Nosotros no deberíamos olvidarnos de la arrogancia de Fernando Londoño ni hacer caso omiso de su espíritu de cruzada. No podemos ser indiferentes a su designio de sobreviviente porque allí también hay una amenaza a la civilidad.
Para el sobreviviente, el mero hecho de no perecer tiene que tener sentido. El sobreviviente encuentra en su sobrevivencia un propósito para seguir viviendo. Si, contrario a la suerte de otros, él ha escapado de la muerte, es porque hay una razón para la continuación de su vida.
Para agnósticos como yo, proposiciones como éstas son problemáticas. Los agnósticos no encontramos en la vida un sentido distinto del que los seres humanos hemos puesto en ella. Somos los seres humanos quienes le damos sentido al mundo y siempre de una forma incompleta.
Para efectos de un diálogo con creyentes, esto es, con quienes creen que los eventos que hacen parte del discurrir de la vida tienen que hacer parte de una cadena que torne lo irrevocable del pasado en un destino, los agnósticos siempre podemos preguntarles acerca del sentido que han encontrado. ¿Qué los hace seguros de que el sentido hallado sea ese y no otro? Si invocan una autoridad superior para justificar su creencia, ¿por qué hemos de creerles cuando afirman haber hecho una interpretación correcta de su designio?

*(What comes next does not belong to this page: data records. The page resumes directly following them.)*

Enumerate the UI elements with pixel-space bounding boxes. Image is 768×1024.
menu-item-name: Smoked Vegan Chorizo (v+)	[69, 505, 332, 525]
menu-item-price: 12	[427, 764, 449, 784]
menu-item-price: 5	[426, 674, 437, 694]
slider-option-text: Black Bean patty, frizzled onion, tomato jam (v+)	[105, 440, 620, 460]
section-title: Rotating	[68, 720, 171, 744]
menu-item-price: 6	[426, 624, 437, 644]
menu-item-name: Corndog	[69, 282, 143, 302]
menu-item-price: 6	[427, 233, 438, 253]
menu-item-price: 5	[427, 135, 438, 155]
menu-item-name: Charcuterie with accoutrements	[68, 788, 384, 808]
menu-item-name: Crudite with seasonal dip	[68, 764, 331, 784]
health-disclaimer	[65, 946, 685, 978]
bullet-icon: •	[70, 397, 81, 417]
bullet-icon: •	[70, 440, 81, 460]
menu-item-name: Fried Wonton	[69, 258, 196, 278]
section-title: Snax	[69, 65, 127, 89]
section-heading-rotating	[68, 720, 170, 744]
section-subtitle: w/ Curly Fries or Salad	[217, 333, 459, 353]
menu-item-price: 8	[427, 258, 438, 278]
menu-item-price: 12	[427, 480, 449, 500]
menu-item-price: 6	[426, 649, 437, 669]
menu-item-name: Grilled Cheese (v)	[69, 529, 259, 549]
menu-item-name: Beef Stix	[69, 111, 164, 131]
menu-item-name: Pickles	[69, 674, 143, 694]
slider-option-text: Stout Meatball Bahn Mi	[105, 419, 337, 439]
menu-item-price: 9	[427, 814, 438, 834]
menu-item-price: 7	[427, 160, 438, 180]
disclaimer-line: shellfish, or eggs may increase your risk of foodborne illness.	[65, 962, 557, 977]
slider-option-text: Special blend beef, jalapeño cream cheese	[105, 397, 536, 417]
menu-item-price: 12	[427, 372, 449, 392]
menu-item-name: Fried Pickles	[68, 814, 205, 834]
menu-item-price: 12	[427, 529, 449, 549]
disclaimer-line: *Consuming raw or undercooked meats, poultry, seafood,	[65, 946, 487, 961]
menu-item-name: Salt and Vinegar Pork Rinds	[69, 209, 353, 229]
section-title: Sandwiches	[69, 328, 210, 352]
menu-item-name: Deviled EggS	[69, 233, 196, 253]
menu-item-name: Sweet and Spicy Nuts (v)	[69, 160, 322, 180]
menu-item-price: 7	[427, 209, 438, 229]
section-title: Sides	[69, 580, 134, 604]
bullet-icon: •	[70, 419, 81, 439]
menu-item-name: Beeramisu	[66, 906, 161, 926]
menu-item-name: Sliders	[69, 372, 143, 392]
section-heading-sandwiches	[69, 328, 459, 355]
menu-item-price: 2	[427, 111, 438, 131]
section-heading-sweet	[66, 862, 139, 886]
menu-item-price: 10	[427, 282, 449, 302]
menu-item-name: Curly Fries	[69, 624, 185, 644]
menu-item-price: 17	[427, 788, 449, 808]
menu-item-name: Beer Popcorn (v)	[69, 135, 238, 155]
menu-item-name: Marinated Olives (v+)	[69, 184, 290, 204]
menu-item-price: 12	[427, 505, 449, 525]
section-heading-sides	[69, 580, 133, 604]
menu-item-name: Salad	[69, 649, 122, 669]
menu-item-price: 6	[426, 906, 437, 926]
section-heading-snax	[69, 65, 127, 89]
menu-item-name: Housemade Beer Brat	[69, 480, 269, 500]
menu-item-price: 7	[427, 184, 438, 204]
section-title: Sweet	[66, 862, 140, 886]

En el caso de Fernando Londoño no hay razones, ni escrituras siquiera, que justifiquen la autoridad de su interpretación. La única autoridad que afirma que Dios le tiene una misión es él. Él es quien ha hecho de su sobrevivencia la fuente de una autoridad que no tiene. ¿Por qué no hemos de pensar que la circunstancia de no haber perecido en el atentado en su contra sea más bien una oportunidad para que enmiende sus errores, para que corrija su arrogancia y su intolerancia? Pero no es en la disposición modesta y razonable donde Fernando Londoño encuentra su sentido sino en el fuego de una causa. El problema para nosotros, los que con él seguimos vivos, es que se trata de una causa que justifica prender incendios.
Los lectores interesados podrán encontrar en la obra de Elías Canetti Masa y Poder una radiografía de la figura del sobreviviente. En las horas de desconcierto y confusión que han seguido al atentado contra Fernando Londoño se nos impone elaborar una radiografía de la extrema derecha (una que incluya su obsesión con el fuero militar y con el discurso de “tumbar el régimen”). Se nos impone entablar un debate y también una exigencia porque no puede haber discusión donde la palabra atiza el fuego que destruye la palabra.
¡Qué lástima! Hay tantas otras cosas interesantes que hacer con la derecha (no con la extrema, aclaro, sino con la conservadora). Yo mencionaré el continuar el diálogo acerca de la modernidad, de sus desmesuras y de sus inconsistencias, y el disfrutar de un estilo de decir las cosas.